On May 1, 1981, the Celtics were facing elimination in Game 6 of the Eastern Conference finals in Philadelphia. Coach Bill Fitch wasn’t one for rah-rah motivation, but before this game against the 76ers, he did what he could.
“He gave one of the best non-speeches that I’ve ever heard,” Cedric Maxwell, a forward on that team, said by telephone Thursday. “He said, ‘Guys, you’ve got nothing to lose. Nobody believes you’re going to win this game.’ And it took all the pressure off us. We played like a championship team and became a championship team.
“Bill was a complicated, Vince Lombardi-type guy who didn’t give a damn about the opposition and always made us believe. He was Kevin Garnett before Kevin Garnett. Kevin always said it was us against them, and with Bill Fitch it was us against them. And it was us against 19,000 people who were in the Philadelphia Spectrum.”
The Celtics went on to win that game and the series, as well as the NBA title, cementing Fitch’s place in Celtics lore. Mr. Fitch, who went 242-86 over his four seasons in Boston and was enshrined in the Basketball Hall of Fame in 2019, died Wednesday. He was 89.
“I think for the players on the ‘81 team, and for all of us that had been coached by Bill Fitch, there was a carryover from that whole group, and I think it carried over to our 1984 and 1986 championships [under K.C. Jones],” former Celtics guard and president of basketball operations Danny Ainge said by telephone Thursday.
Ainge joined the Celtics as a rookie midway through the 1981-82 season after spending the start of that season playing baseball with the Toronto Blue Jays. He said Fitch was hard on him, but he began to realize it was just tough love.

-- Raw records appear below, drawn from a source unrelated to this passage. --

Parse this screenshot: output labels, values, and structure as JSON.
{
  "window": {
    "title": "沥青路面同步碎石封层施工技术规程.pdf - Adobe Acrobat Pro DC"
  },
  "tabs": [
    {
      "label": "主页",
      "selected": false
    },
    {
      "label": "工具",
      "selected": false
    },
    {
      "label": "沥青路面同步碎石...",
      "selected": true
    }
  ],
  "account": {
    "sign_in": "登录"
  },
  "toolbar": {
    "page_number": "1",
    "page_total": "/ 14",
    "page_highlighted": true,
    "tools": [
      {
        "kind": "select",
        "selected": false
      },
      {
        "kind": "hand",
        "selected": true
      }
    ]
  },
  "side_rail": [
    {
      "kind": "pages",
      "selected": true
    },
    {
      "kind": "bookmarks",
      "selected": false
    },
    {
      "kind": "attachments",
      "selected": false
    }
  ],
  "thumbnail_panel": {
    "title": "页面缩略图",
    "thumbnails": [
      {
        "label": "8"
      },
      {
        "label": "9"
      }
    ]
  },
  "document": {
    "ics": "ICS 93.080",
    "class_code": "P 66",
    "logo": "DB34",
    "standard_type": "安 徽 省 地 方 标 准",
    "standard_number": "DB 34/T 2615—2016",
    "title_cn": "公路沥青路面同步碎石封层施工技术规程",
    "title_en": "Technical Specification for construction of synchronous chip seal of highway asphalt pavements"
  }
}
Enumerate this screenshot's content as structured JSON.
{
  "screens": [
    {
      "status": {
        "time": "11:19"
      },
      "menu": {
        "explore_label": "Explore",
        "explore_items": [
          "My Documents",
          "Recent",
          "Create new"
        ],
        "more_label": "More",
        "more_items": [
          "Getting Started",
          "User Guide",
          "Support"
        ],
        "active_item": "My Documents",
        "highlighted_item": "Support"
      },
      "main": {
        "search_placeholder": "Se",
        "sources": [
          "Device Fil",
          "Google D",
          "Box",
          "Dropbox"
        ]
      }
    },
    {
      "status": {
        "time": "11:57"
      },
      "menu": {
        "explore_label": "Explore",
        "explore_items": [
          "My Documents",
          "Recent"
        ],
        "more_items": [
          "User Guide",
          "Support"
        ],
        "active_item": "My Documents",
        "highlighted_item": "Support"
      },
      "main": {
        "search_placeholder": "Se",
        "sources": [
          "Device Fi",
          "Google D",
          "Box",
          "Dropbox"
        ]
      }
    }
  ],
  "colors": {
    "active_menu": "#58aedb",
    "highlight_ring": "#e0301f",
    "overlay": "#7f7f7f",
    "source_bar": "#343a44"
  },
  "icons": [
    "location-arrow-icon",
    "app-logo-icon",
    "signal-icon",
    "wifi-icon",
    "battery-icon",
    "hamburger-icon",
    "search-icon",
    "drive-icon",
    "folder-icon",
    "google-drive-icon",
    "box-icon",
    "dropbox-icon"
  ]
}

Ainge said that when he challenged Fitch in front of the team midway through the 1982-83 season, he gained the coach’s respect.
“And by the time the season was over, ironically, I might have been one of the guys that was most disappointed that he was going to leave, because I’d gotten along with him really well,” Ainge said. “I thought our relationship was in a really good place.”
Ainge and Maxwell described Mr. Fitch as an intense and even paranoid coach. When the Celtics held a practice or pregame shootaround on the road, Fitch would often send a staffer on a sweep of the building to make sure no one was spying. Once, he noticed a maintenance worker in the top level of the 76ers’ arena, and he told the team’s public relations director, Jeff Twiss, to go kick him out.
Whenever a cameraman was sent to the edges of the Celtics’ huddle to get footage during timeouts, he was usually shooed away by Mr. Fitch, too.
Mr. Fitch was one of the first basketball coaches to embrace the film room and his players gave him the nickname “Captain Video.” A camcorder would be placed on a chair to record most Celtics practices, and the team studied game film, too. Today, those sessions are neatly and conveniently spliced into noteworthy segments. But that wasn’t really an option then.
“So we’d literally sit there and re-watch an entire stinking game,” Ainge said.
Maxwell averaged 19 points per game in 1978-79, his second NBA season, and was eager to build on that mark the following season after Mr. Fitch was hired and Larry Bird was drafted.
“And my first practice Bill pulled me to the side and said, ‘You’re a pretty smart guy. Who do you think is going to have to guard the toughest guy every night?’ ” Maxwell said. “I’m looking at him like, ‘Really, what are you telling me this for?’ But he made me believe that I could defend and I didn’t come into this league thinking I could guard anybody or slow anybody down. I learned tendencies and technique and he always gave me a plan of attack. He made me better because of that.”
Maxwell, who went on to become the MVP of the 1981 NBA Finals, said Mr. Fitch and Bird were a good pairing because they believed in each other. And when Bird did something wrong, Mr. Fitch tended to find a way to place the blame on Maxwell or forward Kevin McHale.
“I’d be like, ‘I wasn’t even guarding that guy,’ ” Maxwell said with a chuckle. “So Larry kind of got a pass when it came to certain things with Bill, but Bill understood that was his alpha and he treated him like an alpha.”
A native of Davenport, Iowa, Mr. Fitch coached at his alma mater, Coe College, before collegiate stops at Minnesota, Bowling Green, and North Dakota.
He started his NBA coaching career with the Cleveland Cavaliers in 1970, with the young team winning only 15 games that first season. The team made the playoffs in 1976 and he was chosen coach of the year. After the Celtics, he coached the Houston Rockets for five seasons (1983-88), taking them to the Finals in 1986 with a team powered by Hakeem Olajuwon and Ralph Sampson.
Mr. Fitch joined the Nets in 1989 and took a young team that won just 17 games in his first season to 40 victories and a playoff berth in his third year.
He wrapped up his coaching odyssey with the woebegone Clippers, leading them to the playoffs in his third season before retiring in 1998. In all, he had a 944-1106 record.
Material from the Associated Press was used in this report.